Minggu, 03 Juni 2012

Mengelola Musuh

Apa yang menyebabkan kita kadang merasa berada pada titik terendah dalam hal kreatif. Merasa ketinggalan ide dan kalah jauh dari saudara-saudara yang lain. Yang lebih parah ketika yang lain sedang semangat mengerjakan amanah, justru diri ini terpuruk atas segala kejenuhan dan keletihan, kreatifitas mati suri. Akibatnya, amanah tidak ada yang beres dan dakwah jamaah pun terhambat.


Ada cerita dari Negeri Matahari Terbit, tentang nelayan dan ikan tangkapannya. Nelayan Jepang itu sudah rutin menjaring ikan di laut dan membawa hasil tangkapannya pulang ke rumah. Namun ia selalu jengkel karena ikan-ikan yang semula segar saat dibuka di rumah sudah lemas dan tidak segar. Suatu hari ia melaut seperti biasa, sampai di rumah ikan-ikannya sangat segar. Setelah diamati, ternyata nelayan tersebut tak sengaja ikut menjaring anak hiu. Ia lalu menyangka hiu itulah yang menyebabkan ikan-ikan berenang kesana-kemari demi menghindari kejaran hiu.

Dari cerita di atas saya simpulkan bahwa ‘musuh’lah yang justru memaksa kita untuk bergerak lebih dahsyat dari keadaan aman. Musuh yang menjadikan kita berlari, untuk selamat dan untuk menjadi lebih unggul. Kita juga dipaksa agar lebih kreatif saat musuh dating dan mengancam keberadaan.

Saya contohkan beberapa negara yang dengan ‘musuh’nya mereka menjadi adidaya.

Jepang. Sudah bukan hal baru ketika kita menyaksikan berita di media bahwa terjadi gempa bumi di negara tersebut karena musuh utama Jepang adalah kondisi geografisnya yang rawan gesekan lempeng sehingga sering terjadi gempa. Seharusnya kondisi Jepang tidak semaju sekarang ketika kita hanya melihat satu sisi kelemahan negara ini. Kenyataannya tidak demikian. Orang-orang di sana malah terpacu semangatnya untuk menyiasati kelemahan negara mereka. Mereka membangun berbagai teknologi antigempa hingga teknologi mereka banyak yang terkenal hingga luar negeri.

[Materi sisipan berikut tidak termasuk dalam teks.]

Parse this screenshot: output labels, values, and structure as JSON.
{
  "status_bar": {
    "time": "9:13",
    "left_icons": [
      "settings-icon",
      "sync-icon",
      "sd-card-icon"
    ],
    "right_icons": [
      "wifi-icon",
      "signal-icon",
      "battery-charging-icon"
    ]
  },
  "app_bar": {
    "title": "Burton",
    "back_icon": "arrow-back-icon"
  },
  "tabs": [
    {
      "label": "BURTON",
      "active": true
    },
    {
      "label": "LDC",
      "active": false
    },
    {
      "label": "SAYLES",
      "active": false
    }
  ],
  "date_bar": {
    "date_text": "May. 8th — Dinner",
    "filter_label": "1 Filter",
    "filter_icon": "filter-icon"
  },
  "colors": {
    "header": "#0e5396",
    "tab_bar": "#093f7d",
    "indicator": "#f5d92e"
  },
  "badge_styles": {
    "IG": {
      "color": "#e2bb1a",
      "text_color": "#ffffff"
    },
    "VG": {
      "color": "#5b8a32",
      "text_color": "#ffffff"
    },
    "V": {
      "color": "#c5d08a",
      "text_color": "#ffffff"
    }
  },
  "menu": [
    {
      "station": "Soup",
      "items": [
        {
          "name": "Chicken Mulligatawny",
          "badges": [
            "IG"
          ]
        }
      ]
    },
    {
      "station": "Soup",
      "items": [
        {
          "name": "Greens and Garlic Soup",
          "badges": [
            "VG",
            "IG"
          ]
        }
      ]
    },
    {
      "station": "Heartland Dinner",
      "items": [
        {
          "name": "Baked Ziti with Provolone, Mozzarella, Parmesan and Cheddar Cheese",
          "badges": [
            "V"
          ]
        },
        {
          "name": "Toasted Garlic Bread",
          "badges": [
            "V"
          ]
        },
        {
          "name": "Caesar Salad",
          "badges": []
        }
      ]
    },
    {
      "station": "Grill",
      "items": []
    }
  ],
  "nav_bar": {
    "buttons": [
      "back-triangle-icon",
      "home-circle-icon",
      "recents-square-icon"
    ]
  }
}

Belanda. Musuh utama Belanda adalah air. Kita tahu bahwa kondisi geografi Belanda sebenanya sangat tidak baik, sedikit saja terjadi luapan air laut maka negara kecil itu akan tenggelam. Nyatanya, justru banyak sekali rekayasa teknologi demi mematahkan kekuatan air yang bisa menghancurkan dengan berbagai bukti. Kincir angin mereka manfaatkan sebagai pembangkit energi, misalkan. Bangunan-bangunan di sana juga didesain sedemikian rupa agar bisa menahan banjir. Sekali lagi, musuh di sini sama sekali tidak mematikan potensi.

Swiss. Tahu penghasil coklat terbaik sedunia? Apakah negara yang memiliki kondisi lahan yang subur? Ternyata tidak. Di tengah kondisi tanah tandus dan kering, Swisslah yang malah mampu menghasilkan produk alam terbaik di dunia. Tidak dengan kondisi alamnya, Swiss mengandalkan segala teknologi dan sumber daya yang mereka punya untuk sesuatu tidak bisa mereka dapatkan dari alam. Kekreatifan macam apa sebenarnya yang bisa selalu muncul?

Kita, manusia, diciptakan dengan berbagai perangkat kesempurnaan. Tidak ada celah rasanya untuk menghentikan ide-ide tajam bagi pembangunan peradaban. Masalah utama kita mungkin hadir dari fikroh pribadi yang cenderung merasa payah di awal dan diciutkan musuh. Sekali lagi tidak sepantasnya begitu. Justru musuh-musuh itulah energi kita untuk tetap bergerak, menghindar, memerangi, menyingkirkan. Sehingga di akhir perlawanan nanti kita akan mendapati bahwa kita telah jauh berpindah dari posisi semula. Artinya, dengan adanya musuh maka kita dipaksa untuk menjadi lebih aktif.

Hikmah cerita nelayan dan anak hiu di awal itulah tempat larinya segala filosofi saya. Akan ada pacuan dari dalam diri sendiri ketika manusia ditekan atau dihadapkan pada perkara yang sulit. Maka terhubunglah teori kehidupan dan ketuhanan bahwa kesulitan atau cobaan selalu mengantarkan kita pada kualitas hidup yang lebih baik. Mari kita munculkan sosok hiu itu dalam hidup kita. Selamat berkreatifitas!